Overall, we had an amazing and truly valuable experience. The entire team were extremely friendly and helpful! We loved that we could ask questions and interact with the staff so well. It was remarkable to see the transition from a real-life patient problem to actually seeing the solution executed in the surgeries. It was also encouraging to see how the hospital carries out their own research which can then be implemented to the surgery procedures in only a few years’ time.

On behalf of our whole BME department, we thank you for this experience Professor Hart and RNOH!

By Jenny Griffiths

Scenarios are a highlight of our new biomedical engineering programme. In a scenario, all lectures stop and students spend the whole week working on a group project where they solve a biomedical engineering problem. Last week, our second year students worked with Jenny Griffiths to build articles of smart clothing. Their brief was to design and build an item of clothing to monitor a marathon runner’s wellbeing and give an alert to inform the runner and all those around them to prevent injury. Students were encouraged to be creative and develop their own solutions as long as their device met the design brief and was safe.

Jenny provided the students with a range of components, mainly centered around the Adafruit Flora wearable arduino. We gave them sensors including temperature and pressure sensors, accelerometers, GPS, UV and light sensors and stretchy conductive rubber. Outputs included buzzers, vibration motors, Bluetooth connectivity and programmable RGB LEDs, but they were only allowed to use up to £40 for materials. The task built upon electronics modules which students took last year, and a clinical engineering module which includes lectures on transducers which the students are taking at the moment.

We put the students into random groups and let them loose!

Two groups chose to design their own sensors from scratch to monitor electrolyte concentration in sweat. They quickly learnt how challenging it is to build a robust sensor! They sewed their home-made sensors into running shirts with conductive thread and used the arduino to control LEDs based on the resisitivity of the sensor. Another group built an arm band to monitor skin temperature. They learnt that packing 10 LEDs, a microcontroller, batteries and an temperature sensor into a package the size of a iphone can lead to wiring complexities. The winning group instrumented a running shoe with pressure-sensitive pads to measure gait continuously during the running cycle. They sewed their Flora onto the shoe and daisy-chained LEDs around the shoe with conductive thread. They went shopping to find low-cost trainers which fitted a team member and also gave them something additional to write about in their sustainability analysis.
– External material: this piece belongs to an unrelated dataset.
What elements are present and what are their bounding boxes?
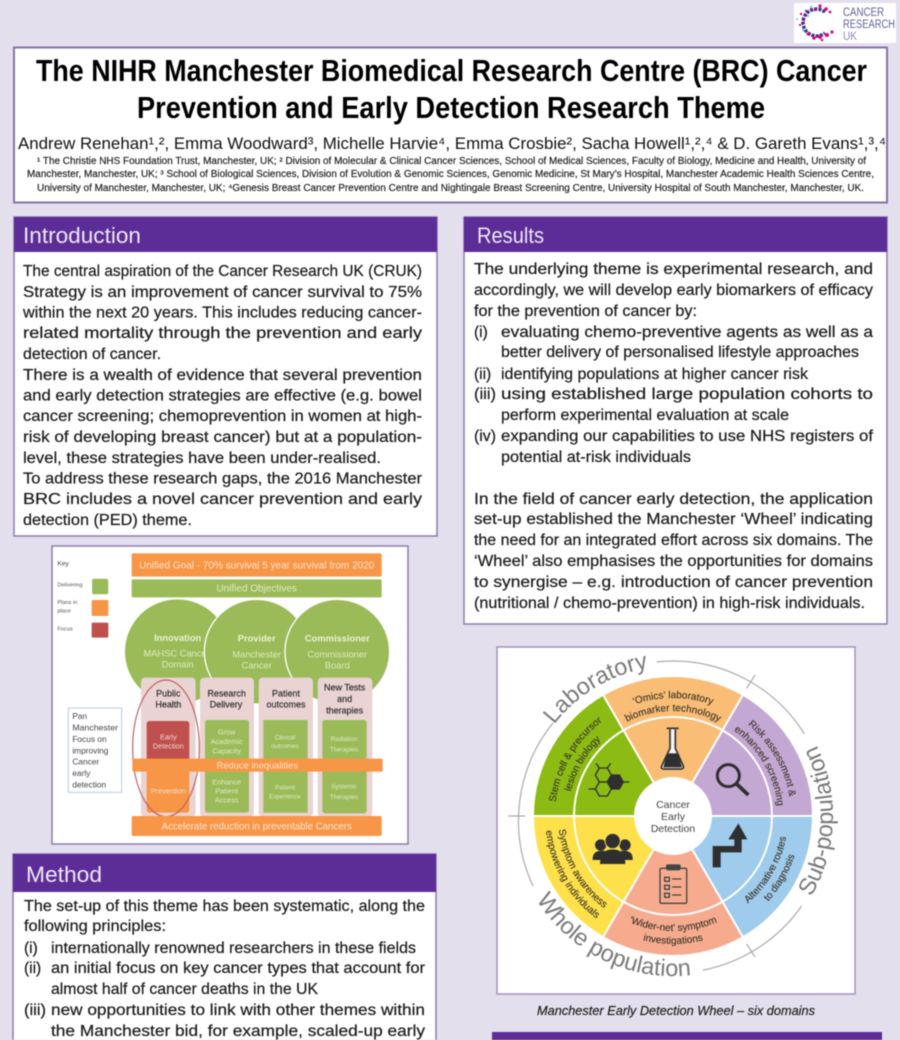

Students enjoyed the scenario, some saying this was the first time they’d ever worked as a team under pressure. They were ambitious and undaunted by such an open-ended task. Despite one team doing a complete redesign at the beginning of Day 4 out of 5, project management and budgeting were good even when students were tempted to go over budget (see  title of post!). All worked hard and Jenny had fun leading it, with great support from Eve, the lab technician. All enjoyed the occasional punctuations from smoking components and whoops of success. There’s now competing demand for the clothing, with students wanting to take them home to show family and friends and us wanting to hang onto them to entice prospective students in UCAS visits to join us next year.